TV's power takes another beating
A new McKinsey & co. report cites a 50% drop in TV viewers and a 40% hike in prime-time TV ad spend over the last decade. According to AdAge, the report is telling a host of major marketers that by 2010, traditional TV advertising will be one-third as effective as it was in 1990.
Ouch.
Teens, in particular, highlight the problems facing TV:
They spend less than half as much time watching TV as typical adults do. Teens also spend 600% more time online, surfing the web. So, should advertisers abandon TV for new media? Not yet, says Amy Guggenheim Shenkan, senior practice knowledge specialist in McKinsey's San Francisco office:
No. There wouldn't be room today if everybody wanted to shift online. Last year [online media] was $12.5 billion, by end of 2007 digital advertising will be $18 to $25 billion. ... So we're seeing a lot of growth, but if you want to match up share of attention and share of dollars it couldn't happen for that reason." The TV ad industry is a $68 billion one.

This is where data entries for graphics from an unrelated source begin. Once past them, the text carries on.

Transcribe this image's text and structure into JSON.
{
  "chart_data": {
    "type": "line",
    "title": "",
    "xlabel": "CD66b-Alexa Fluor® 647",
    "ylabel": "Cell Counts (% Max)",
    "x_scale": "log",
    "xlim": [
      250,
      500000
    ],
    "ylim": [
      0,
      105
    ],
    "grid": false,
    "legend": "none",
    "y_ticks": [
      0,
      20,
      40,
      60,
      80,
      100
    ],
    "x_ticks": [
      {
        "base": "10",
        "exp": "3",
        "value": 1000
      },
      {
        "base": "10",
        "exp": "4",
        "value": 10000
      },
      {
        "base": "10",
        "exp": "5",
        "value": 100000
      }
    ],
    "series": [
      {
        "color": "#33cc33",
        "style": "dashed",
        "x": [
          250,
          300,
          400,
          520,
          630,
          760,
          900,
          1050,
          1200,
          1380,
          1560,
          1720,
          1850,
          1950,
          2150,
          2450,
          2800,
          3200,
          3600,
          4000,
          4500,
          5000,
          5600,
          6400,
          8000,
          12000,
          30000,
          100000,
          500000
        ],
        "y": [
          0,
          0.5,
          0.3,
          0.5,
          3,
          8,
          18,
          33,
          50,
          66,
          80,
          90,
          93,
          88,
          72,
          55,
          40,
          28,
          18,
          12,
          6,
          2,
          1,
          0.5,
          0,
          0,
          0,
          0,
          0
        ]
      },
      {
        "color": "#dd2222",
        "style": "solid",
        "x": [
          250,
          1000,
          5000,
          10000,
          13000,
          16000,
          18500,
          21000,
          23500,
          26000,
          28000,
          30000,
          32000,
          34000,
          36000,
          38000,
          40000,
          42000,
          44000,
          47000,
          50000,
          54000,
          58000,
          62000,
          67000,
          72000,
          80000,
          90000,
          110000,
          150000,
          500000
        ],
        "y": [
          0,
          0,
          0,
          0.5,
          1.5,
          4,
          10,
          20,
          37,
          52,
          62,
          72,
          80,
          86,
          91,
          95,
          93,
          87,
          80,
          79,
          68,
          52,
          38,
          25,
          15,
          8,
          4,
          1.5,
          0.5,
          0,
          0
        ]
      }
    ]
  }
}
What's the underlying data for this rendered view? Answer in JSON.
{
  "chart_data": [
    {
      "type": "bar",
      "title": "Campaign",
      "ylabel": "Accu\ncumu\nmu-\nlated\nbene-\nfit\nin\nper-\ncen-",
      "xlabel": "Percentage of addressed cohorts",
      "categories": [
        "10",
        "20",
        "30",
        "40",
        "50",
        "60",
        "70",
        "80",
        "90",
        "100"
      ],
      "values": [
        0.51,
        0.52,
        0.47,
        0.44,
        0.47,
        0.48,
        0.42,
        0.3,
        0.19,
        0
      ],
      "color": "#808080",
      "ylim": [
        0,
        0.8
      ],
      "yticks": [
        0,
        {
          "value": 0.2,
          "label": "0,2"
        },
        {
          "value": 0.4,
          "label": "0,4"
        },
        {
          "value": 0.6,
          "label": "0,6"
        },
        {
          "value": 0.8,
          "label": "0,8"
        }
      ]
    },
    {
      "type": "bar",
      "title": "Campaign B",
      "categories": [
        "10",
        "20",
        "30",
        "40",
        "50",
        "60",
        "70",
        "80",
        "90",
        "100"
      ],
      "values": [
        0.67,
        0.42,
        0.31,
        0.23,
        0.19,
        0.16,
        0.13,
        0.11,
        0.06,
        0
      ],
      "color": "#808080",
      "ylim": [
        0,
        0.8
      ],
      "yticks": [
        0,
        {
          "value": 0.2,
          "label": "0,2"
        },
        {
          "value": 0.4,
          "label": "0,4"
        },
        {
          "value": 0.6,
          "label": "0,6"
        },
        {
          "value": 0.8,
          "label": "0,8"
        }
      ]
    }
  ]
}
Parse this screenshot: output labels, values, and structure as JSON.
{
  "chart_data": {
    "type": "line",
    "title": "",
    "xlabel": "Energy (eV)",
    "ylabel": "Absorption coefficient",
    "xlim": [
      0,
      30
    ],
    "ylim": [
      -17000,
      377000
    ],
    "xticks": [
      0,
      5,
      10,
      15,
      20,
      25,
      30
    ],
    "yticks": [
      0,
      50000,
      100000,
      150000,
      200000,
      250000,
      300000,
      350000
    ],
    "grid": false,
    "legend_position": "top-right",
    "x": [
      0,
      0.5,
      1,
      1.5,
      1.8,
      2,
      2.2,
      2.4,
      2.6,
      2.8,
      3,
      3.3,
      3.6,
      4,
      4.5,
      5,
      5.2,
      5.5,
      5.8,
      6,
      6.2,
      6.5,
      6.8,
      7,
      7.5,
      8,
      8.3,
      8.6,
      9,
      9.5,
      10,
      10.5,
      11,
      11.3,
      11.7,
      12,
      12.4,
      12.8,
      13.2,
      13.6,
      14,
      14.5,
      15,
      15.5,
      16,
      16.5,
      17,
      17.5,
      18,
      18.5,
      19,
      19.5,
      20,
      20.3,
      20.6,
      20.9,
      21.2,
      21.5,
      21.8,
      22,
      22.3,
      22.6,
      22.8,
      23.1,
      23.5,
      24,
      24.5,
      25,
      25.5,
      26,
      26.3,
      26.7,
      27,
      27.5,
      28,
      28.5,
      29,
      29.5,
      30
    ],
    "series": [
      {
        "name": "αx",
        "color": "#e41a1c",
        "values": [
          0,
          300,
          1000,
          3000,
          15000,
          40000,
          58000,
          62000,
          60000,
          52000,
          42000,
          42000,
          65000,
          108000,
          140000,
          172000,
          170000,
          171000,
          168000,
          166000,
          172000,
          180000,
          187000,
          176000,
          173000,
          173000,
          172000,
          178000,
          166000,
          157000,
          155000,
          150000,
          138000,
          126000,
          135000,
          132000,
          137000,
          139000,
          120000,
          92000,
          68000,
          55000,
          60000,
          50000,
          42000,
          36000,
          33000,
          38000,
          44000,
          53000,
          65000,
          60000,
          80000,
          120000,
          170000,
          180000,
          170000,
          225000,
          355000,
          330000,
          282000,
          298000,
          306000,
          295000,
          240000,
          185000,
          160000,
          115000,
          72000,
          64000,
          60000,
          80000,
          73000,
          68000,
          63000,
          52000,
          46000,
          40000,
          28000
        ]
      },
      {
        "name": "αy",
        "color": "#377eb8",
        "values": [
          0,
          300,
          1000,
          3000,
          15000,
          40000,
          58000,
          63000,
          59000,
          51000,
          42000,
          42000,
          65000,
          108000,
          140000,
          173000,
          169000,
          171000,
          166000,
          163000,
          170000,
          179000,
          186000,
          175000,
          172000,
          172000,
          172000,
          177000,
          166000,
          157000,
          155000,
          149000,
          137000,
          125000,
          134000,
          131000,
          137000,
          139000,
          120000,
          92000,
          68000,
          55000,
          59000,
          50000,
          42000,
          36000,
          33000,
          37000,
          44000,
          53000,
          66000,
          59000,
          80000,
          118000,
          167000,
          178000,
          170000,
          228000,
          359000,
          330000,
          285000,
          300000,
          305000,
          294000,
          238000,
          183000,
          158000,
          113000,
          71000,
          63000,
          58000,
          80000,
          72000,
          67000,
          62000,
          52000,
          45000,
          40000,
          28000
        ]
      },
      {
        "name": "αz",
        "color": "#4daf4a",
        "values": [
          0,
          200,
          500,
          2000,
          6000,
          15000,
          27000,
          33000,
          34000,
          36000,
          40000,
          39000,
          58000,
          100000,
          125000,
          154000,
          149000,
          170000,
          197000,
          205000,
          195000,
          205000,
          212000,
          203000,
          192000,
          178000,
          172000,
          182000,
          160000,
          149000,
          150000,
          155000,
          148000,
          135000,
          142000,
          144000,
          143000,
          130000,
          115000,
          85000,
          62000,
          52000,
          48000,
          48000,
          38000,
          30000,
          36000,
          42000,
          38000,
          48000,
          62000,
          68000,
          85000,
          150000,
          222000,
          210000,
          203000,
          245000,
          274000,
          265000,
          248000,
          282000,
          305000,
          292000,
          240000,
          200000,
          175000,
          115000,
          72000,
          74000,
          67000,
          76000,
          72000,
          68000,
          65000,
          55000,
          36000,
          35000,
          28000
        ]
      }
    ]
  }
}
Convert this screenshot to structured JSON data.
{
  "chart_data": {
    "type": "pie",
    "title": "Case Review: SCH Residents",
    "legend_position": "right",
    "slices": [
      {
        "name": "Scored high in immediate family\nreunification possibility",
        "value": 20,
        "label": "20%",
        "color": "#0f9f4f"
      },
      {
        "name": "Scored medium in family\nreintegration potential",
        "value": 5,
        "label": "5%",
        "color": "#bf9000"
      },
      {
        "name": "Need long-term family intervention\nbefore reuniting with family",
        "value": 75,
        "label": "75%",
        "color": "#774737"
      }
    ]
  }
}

Adage's Bob Garfield calls that Catch-22 a "chaos scenario" - the dearth of online-ad supply and the web's generally fragmented nature will keep TV in booming business for the next several years.
So, the only thing saving TV is the fact that there isn't enough targeted inventory online.
If I'm Feedburner, Adify, FM Publishing, 9Rules, or any of the other emerging sell-side networks out there in the blogosphere, that's music to my ears.